Dennis Edney, who is representing Guantanamo Bay detainee Omar Khadr, spoke to USF law students and faculty Sept. 10.

The talk was sponsored by the American Constitution Society student group.

"The military commission process is a sham and a fake," Dennis Edney told a rapt audience of law students and faculty. "I wrestle with it. By participating are we not legitimizing an illegitimate process?"

Edney represents Omar Khadr, a Canadian citizen detained in Afghanistan in 2002 at age 15 who has been charged with killing an American soldier during a firefight at an al Qaeda compound where he was staying with associates of his father's. Khadr is currently the youngest Guantanamo Bay prisoner and the only Westerner to be held at the facility.

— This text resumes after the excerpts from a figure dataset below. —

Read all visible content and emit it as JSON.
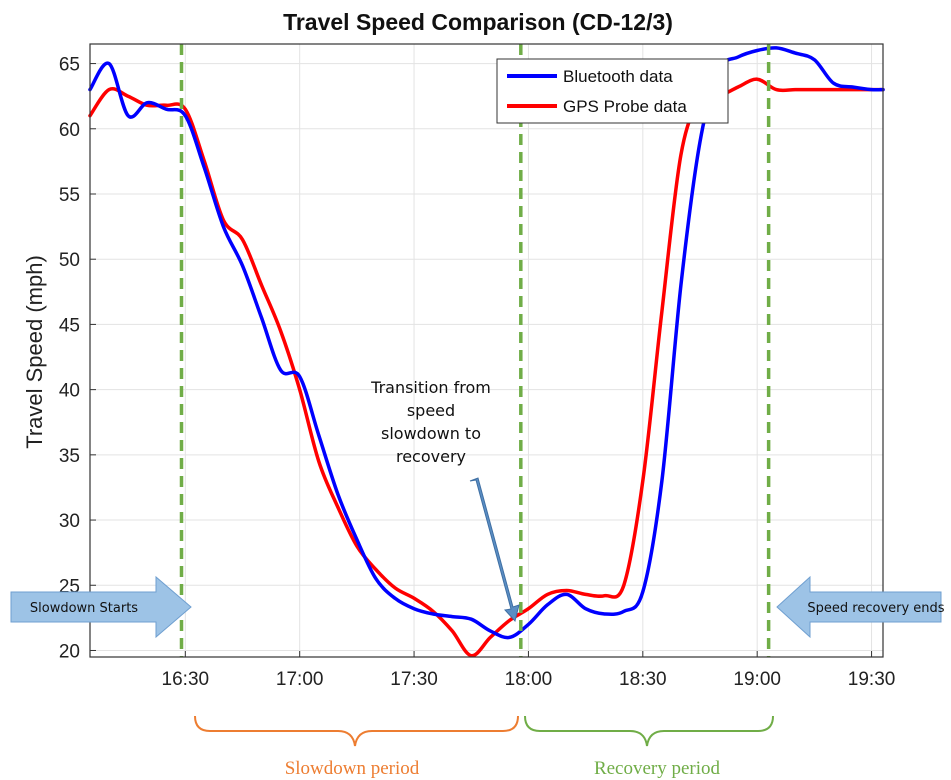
{
  "chart_data": {
    "type": "line",
    "title": "Travel Speed Comparison (CD-12/3)",
    "ylabel": "Travel Speed (mph)",
    "xlabel": "",
    "xlim": [
      "16:05",
      "19:33"
    ],
    "ylim": [
      19.5,
      66.5
    ],
    "xticks": [
      "16:30",
      "17:00",
      "17:30",
      "18:00",
      "18:30",
      "19:00",
      "19:30"
    ],
    "yticks": [
      20,
      25,
      30,
      35,
      40,
      45,
      50,
      55,
      60,
      65
    ],
    "grid": true,
    "legend": "top-right",
    "series": [
      {
        "name": "Bluetooth data",
        "color": "#0000ff",
        "x": [
          "16:05",
          "16:10",
          "16:15",
          "16:20",
          "16:25",
          "16:30",
          "16:35",
          "16:40",
          "16:45",
          "16:50",
          "16:55",
          "17:00",
          "17:05",
          "17:10",
          "17:15",
          "17:20",
          "17:25",
          "17:30",
          "17:35",
          "17:40",
          "17:45",
          "17:50",
          "17:55",
          "18:00",
          "18:05",
          "18:10",
          "18:15",
          "18:20",
          "18:25",
          "18:30",
          "18:35",
          "18:40",
          "18:45",
          "18:50",
          "18:55",
          "19:00",
          "19:05",
          "19:10",
          "19:15",
          "19:20",
          "19:25",
          "19:30",
          "19:33"
        ],
        "values": [
          63.0,
          65.0,
          61.0,
          62.0,
          61.5,
          61.0,
          57.0,
          52.5,
          49.5,
          45.5,
          41.5,
          41.0,
          36.5,
          32.0,
          28.5,
          25.5,
          24.0,
          23.2,
          22.8,
          22.6,
          22.4,
          21.5,
          21.0,
          22.0,
          23.5,
          24.3,
          23.2,
          22.8,
          23.0,
          24.5,
          33.0,
          48.0,
          59.0,
          64.5,
          65.5,
          66.0,
          66.2,
          65.8,
          65.3,
          63.5,
          63.2,
          63.0,
          63.0
        ]
      },
      {
        "name": "GPS Probe data",
        "color": "#ff0000",
        "x": [
          "16:05",
          "16:10",
          "16:15",
          "16:20",
          "16:25",
          "16:30",
          "16:35",
          "16:40",
          "16:45",
          "16:50",
          "16:55",
          "17:00",
          "17:05",
          "17:10",
          "17:15",
          "17:20",
          "17:25",
          "17:30",
          "17:35",
          "17:40",
          "17:45",
          "17:50",
          "17:55",
          "18:00",
          "18:05",
          "18:10",
          "18:15",
          "18:20",
          "18:25",
          "18:30",
          "18:35",
          "18:40",
          "18:45",
          "18:50",
          "18:55",
          "19:00",
          "19:05",
          "19:10",
          "19:15",
          "19:20",
          "19:25",
          "19:30",
          "19:33"
        ],
        "values": [
          61.0,
          63.0,
          62.5,
          61.8,
          61.8,
          61.5,
          57.5,
          53.0,
          51.5,
          48.0,
          44.5,
          40.0,
          34.5,
          31.0,
          28.0,
          26.2,
          24.8,
          24.0,
          23.0,
          21.5,
          19.6,
          21.0,
          22.3,
          23.2,
          24.3,
          24.6,
          24.3,
          24.2,
          25.0,
          33.0,
          46.0,
          58.0,
          62.2,
          62.5,
          63.2,
          63.8,
          63.0,
          63.0,
          63.0,
          63.0,
          63.0,
          63.0,
          63.0
        ]
      }
    ],
    "vlines": [
      {
        "x": "16:29",
        "color": "#70ad47"
      },
      {
        "x": "17:58",
        "color": "#70ad47"
      },
      {
        "x": "19:03",
        "color": "#70ad47"
      }
    ],
    "annotations": {
      "transition": [
        "Transition from",
        "speed",
        "slowdown to",
        "recovery"
      ],
      "start_arrow": "Slowdown Starts",
      "end_arrow": "Speed recovery ends",
      "slowdown_period": "Slowdown period",
      "recovery_period": "Recovery period"
    },
    "annotation_colors": {
      "arrow_fill": "#9dc3e6",
      "arrow_stroke": "#6f9fd0",
      "pointer_arrow": "#5b8ec4",
      "slowdown_brace": "#ed7d31",
      "recovery_brace": "#70ad47"
    }
  }
}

Khadr was imprisoned at Guantanamo for three years before charges were brought against him and is still there today. His detainment has included 18 months in solitary confinement, and various forms of torture including a sleep deprivation program known to cause hysteria and insanity, Edney said. He stays in a cold cell that is lit 24 hours a day by fluorescent lights. He has been chained in an interrogation room, surrounded by barking dogs while wearing a bag over his head, hung by his wrists, and threatened with rape.

"The abuse would shock the consciousness of any reasonable person," Edney said.

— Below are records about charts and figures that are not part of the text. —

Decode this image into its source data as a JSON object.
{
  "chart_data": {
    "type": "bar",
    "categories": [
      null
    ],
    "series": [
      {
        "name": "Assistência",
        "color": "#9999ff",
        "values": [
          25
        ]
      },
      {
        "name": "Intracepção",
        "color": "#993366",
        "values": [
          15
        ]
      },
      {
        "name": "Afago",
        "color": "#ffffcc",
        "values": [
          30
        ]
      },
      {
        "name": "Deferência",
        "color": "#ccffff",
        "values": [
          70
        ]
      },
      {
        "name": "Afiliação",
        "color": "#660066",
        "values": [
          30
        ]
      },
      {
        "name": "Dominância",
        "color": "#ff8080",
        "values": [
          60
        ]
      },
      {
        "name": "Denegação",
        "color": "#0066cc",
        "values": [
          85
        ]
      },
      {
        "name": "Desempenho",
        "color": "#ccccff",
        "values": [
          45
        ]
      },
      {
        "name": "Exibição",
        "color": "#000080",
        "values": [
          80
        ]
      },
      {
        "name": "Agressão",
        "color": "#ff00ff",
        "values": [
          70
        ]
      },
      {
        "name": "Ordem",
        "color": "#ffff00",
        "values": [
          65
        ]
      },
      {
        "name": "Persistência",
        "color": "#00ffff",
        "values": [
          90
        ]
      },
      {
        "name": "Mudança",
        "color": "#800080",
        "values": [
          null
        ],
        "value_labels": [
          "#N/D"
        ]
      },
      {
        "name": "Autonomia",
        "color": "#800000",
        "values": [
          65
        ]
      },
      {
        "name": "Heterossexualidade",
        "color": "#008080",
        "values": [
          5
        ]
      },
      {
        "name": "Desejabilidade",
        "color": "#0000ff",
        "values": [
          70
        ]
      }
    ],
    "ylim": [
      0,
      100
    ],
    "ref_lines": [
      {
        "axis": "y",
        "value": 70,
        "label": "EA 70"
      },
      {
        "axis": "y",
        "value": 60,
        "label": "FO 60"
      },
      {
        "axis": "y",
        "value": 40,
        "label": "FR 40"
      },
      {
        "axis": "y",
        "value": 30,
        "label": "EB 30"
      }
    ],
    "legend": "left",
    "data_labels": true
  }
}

Khadr's charges include murder and attempted murder in violation of the laws of war, conspiracy, providing material support for terrorism, and spying. However, Edney argued, such charges are in violation of international law because the Geneva Conventions require that, because he was just 15 at the time of the incident, he be treated as a victim of war.

In his introduction of Edney, USF School of Law Professor Peter Jan Honigsberg, who is writing a book on human rights and Guantanamo Bay, said that in the wake of 9/11, "Edney was among the lawyers who were often called unpatriotic but still stood up and said ‘we're going to fight for what matters, which is the rule of law.'"

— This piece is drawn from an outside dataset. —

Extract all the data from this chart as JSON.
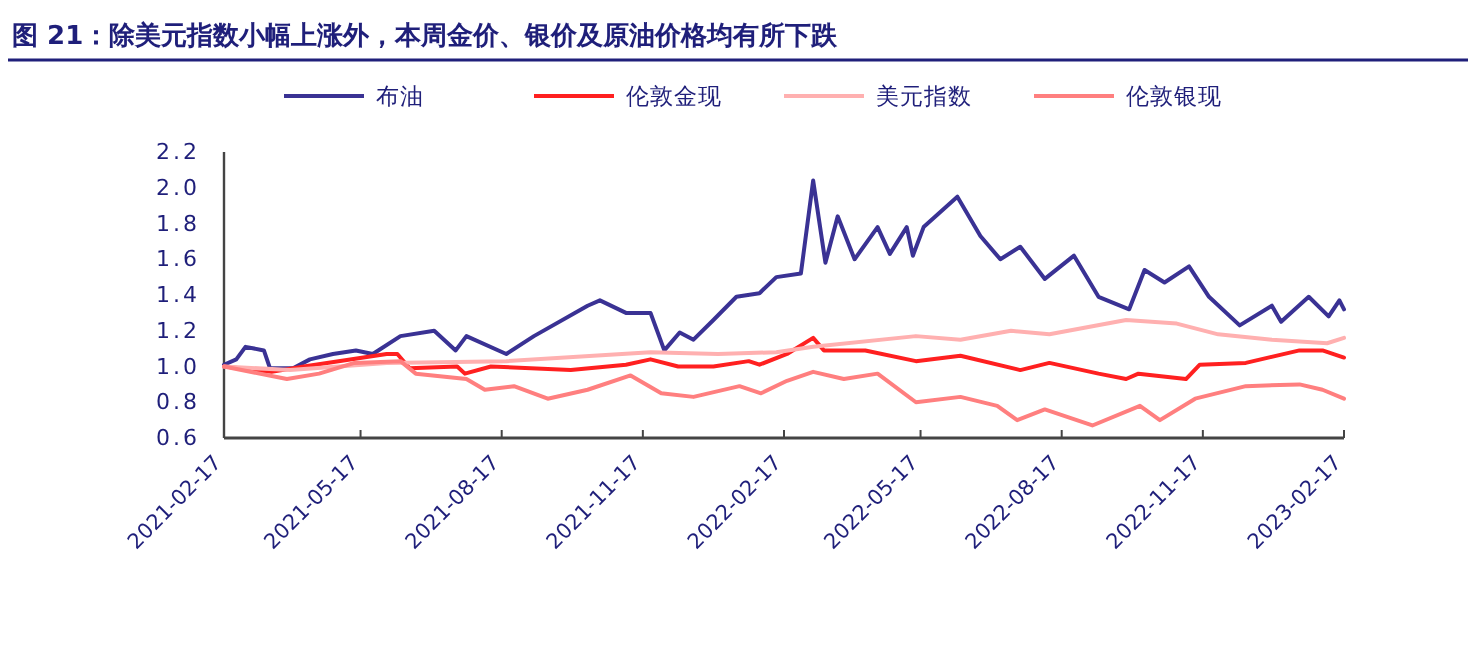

Edney travels extensively at his own expense to talk about Khadr's plight. The question that persists, he said, is "How is this all possible? What happened to human dignity? Our law societies and associations have been mute in talking about the lack of rule of law. The list of crimes against Omar by those who have held him in limbo for the last six years is surely much longer" than Omar's charges.

Edney says he tries not to focus on guilt or innocence but rather on the importance of getting a fair trial for his client. But for now, he said, Khadr faces an "illegal process that will undoubtedly find him guilty unless a political solution is found."

Edney advised the aspiring lawyers in the room that "it will not be your billable hours" that distinguish their careers in law. "It will be how you have participated in the cause of justice….. You can be successful, our legal system does work, but sometimes at glacial speed. But you get there in the end."